KENYA—All four millers in the former Western province have announced that cane prices will rise from Sh5,000 (US$ 32.64) and Sh5,500 (US$ 35.90) to a fixed cost of Sh6,050 (US$ 42.43) on December 1, following the resumption of milling.

This communication by the West Kenya Sugar Company, Butali Sugar Mills, Nzoia Sugar, and Mumias Sugar Company comes ahead of their scheduled milling activities set to resume next week.

This decision follows the lifting of a four-month moratorium by the Agriculture and Food Authority.

The government, through AFA, had halted sugar milling across the country in June due to a lack of raw materials and to allow cane to mature.

After the suspension, enterprises such as West Kenya utilized the downtime to perform repairs on three of its factories to enhance efficiency, as stated by George Muruli, the head of communication and community engagement.

This adjustment in cane pricing is not unprecedented for these corporations.

In April, West Kenya Sugar, the manufacturer of the Kabras sugar brand, increased its cane price from Sh5,250 (US$34.27) to a record Sh5,500 (US$35.90) per tonne, according to a local daily newspaper, The Standard.

This review coincided with announcements by competitors Mumias Sugar Company and Butali, offering fresh prices of Sh5,250 (US$34.27) and Sh5,200 (US$33.94), respectively, to their farmers for a ton of sugarcane.

Initially, the three major players in the sector were paying an average of Sh4,500 (US$29.37) per ton in the past couple of months until the commodity became scarce.

This pricing strategy was implemented to entice cane growers to sell their cane to corporations offering better prices due to limited raw material supplies.

Mr.
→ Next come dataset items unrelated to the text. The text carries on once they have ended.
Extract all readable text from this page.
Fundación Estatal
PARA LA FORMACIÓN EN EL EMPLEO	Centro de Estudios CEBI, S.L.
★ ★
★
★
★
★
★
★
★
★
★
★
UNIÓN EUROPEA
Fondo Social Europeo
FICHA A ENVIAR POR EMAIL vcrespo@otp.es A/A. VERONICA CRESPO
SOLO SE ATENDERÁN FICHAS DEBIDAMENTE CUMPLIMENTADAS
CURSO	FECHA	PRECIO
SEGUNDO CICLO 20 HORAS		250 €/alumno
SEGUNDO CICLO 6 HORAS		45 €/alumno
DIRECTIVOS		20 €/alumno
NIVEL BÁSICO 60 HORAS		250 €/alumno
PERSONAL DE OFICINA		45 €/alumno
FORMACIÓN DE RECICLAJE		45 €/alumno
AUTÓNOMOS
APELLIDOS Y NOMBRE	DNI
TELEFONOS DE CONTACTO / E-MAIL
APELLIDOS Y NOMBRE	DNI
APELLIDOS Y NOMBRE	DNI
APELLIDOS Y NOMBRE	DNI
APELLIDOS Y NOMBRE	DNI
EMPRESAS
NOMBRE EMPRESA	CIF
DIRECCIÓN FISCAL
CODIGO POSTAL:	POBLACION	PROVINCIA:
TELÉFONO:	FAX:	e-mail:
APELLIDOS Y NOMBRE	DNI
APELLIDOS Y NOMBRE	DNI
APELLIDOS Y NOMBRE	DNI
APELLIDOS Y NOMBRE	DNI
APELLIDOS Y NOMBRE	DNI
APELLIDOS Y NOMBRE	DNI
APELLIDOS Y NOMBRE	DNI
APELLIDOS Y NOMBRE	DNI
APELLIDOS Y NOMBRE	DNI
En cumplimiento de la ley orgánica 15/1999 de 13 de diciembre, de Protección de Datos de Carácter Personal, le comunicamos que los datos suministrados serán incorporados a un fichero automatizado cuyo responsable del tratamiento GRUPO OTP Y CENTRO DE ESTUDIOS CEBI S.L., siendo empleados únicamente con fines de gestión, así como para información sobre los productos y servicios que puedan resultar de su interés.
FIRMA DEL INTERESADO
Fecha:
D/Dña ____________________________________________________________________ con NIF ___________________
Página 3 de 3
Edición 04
Muruli also highlighted that West Kenya also provided incentives such as subsidized farm inputs and transportation of cane from farms to millers.

The entry of Mumias Company into the industry is expected to boost competitiveness.
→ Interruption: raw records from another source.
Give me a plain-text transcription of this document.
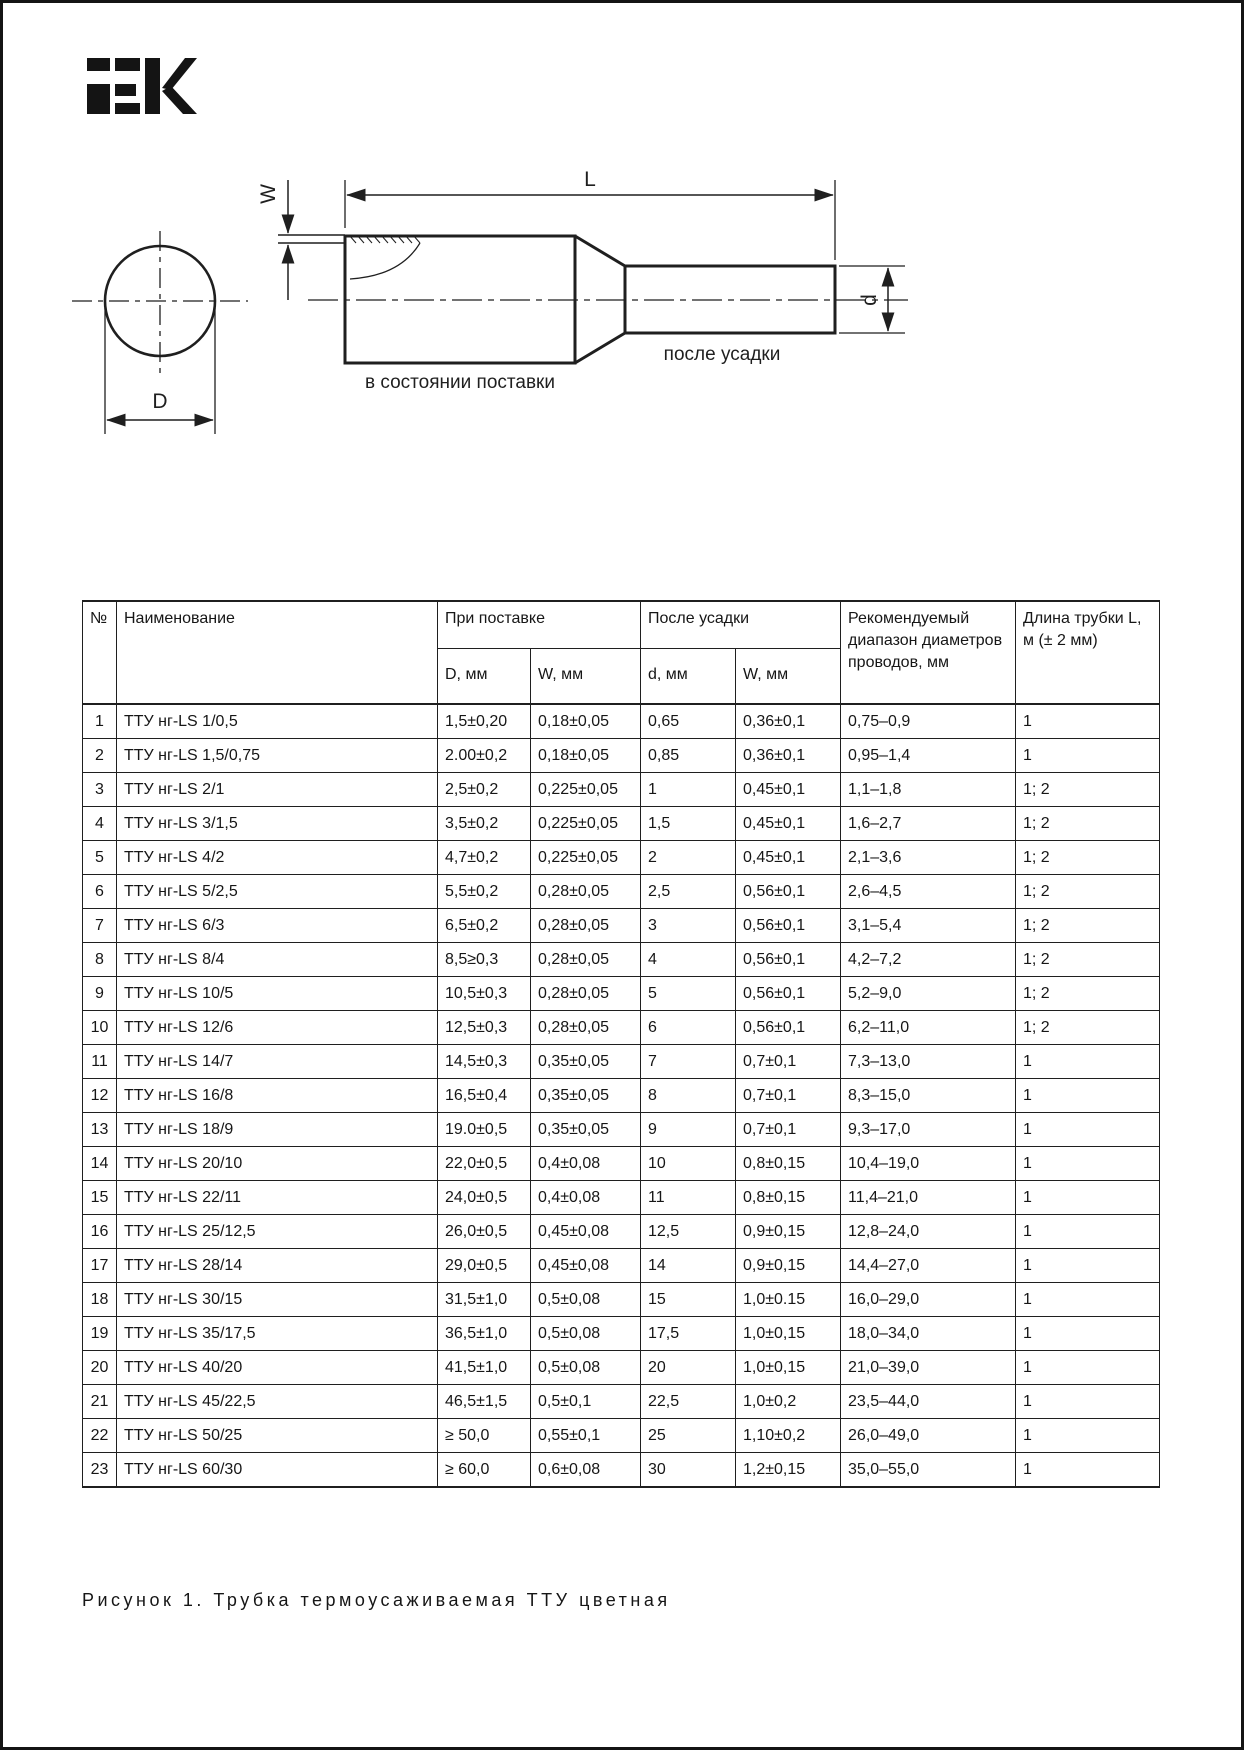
D
W
L
d
в состоянии поставки
после усадки
№	Наименование	При поставке		После усадки		Рекомендуемый диапазон диаметров проводов, мм	Длина трубки L, м (± 2 мм)
		D, мм	W, мм	d, мм	W, мм		
1	ТТУ нг-LS 1/0,5	1,5±0,20	0,18±0,05	0,65	0,36±0,1	0,75–0,9	1
2	ТТУ нг-LS 1,5/0,75	2.00±0,2	0,18±0,05	0,85	0,36±0,1	0,95–1,4	1
3	ТТУ нг-LS 2/1	2,5±0,2	0,225±0,05	1	0,45±0,1	1,1–1,8	1; 2
4	ТТУ нг-LS 3/1,5	3,5±0,2	0,225±0,05	1,5	0,45±0,1	1,6–2,7	1; 2
5	ТТУ нг-LS 4/2	4,7±0,2	0,225±0,05	2	0,45±0,1	2,1–3,6	1; 2
6	ТТУ нг-LS 5/2,5	5,5±0,2	0,28±0,05	2,5	0,56±0,1	2,6–4,5	1; 2
7	ТТУ нг-LS 6/3	6,5±0,2	0,28±0,05	3	0,56±0,1	3,1–5,4	1; 2
8	ТТУ нг-LS 8/4	8,5≥0,3	0,28±0,05	4	0,56±0,1	4,2–7,2	1; 2
9	ТТУ нг-LS 10/5	10,5±0,3	0,28±0,05	5	0,56±0,1	5,2–9,0	1; 2
10	ТТУ нг-LS 12/6	12,5±0,3	0,28±0,05	6	0,56±0,1	6,2–11,0	1; 2
11	ТТУ нг-LS 14/7	14,5±0,3	0,35±0,05	7	0,7±0,1	7,3–13,0	1
12	ТТУ нг-LS 16/8	16,5±0,4	0,35±0,05	8	0,7±0,1	8,3–15,0	1
13	ТТУ нг-LS 18/9	19.0±0,5	0,35±0,05	9	0,7±0,1	9,3–17,0	1
14	ТТУ нг-LS 20/10	22,0±0,5	0,4±0,08	10	0,8±0,15	10,4–19,0	1
15	ТТУ нг-LS 22/11	24,0±0,5	0,4±0,08	11	0,8±0,15	11,4–21,0	1
16	ТТУ нг-LS 25/12,5	26,0±0,5	0,45±0,08	12,5	0,9±0,15	12,8–24,0	1
17	ТТУ нг-LS 28/14	29,0±0,5	0,45±0,08	14	0,9±0,15	14,4–27,0	1
18	ТТУ нг-LS 30/15	31,5±1,0	0,5±0,08	15	1,0±0.15	16,0–29,0	1
19	ТТУ нг-LS 35/17,5	36,5±1,0	0,5±0,08	17,5	1,0±0,15	18,0–34,0	1
20	ТТУ нг-LS 40/20	41,5±1,0	0,5±0,08	20	1,0±0,15	21,0–39,0	1
21	ТТУ нг-LS 45/22,5	46,5±1,5	0,5±0,1	22,5	1,0±0,2	23,5–44,0	1
22	ТТУ нг-LS 50/25	≥ 50,0	0,55±0,1	25	1,10±0,2	26,0–49,0	1
23	ТТУ нг-LS 60/30	≥ 60,0	0,6±0,08	30	1,2±0,15	35,0–55,0	1
Рисунок 1. Трубка термоусаживаемая ТТУ цветная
Despite facing payment issues and a troubled past with former contracted farmers, Mumias, which had shut down, is poised to bring about a new dynamic in the market.

Mumias Sugar faced financial challenges starting in the 2012/2013 fiscal year, accumulating net losses and eventually folding at the end of 2018, with losses amounting to Sh39.44 billion (US$257.44 million).

As of June 2018, the company’s borrowing, principal loans, and interest payments from government sources totalled Sh12.59 billion (US$82.18 million).

Mumias Sugar Company, before closing in 2019, had a daily capacity of 2,000 tons of cane and an inherent capacity of 8,400 tons, boasting the largest cane-growing nucleus in the country, covering 4,000 hectares.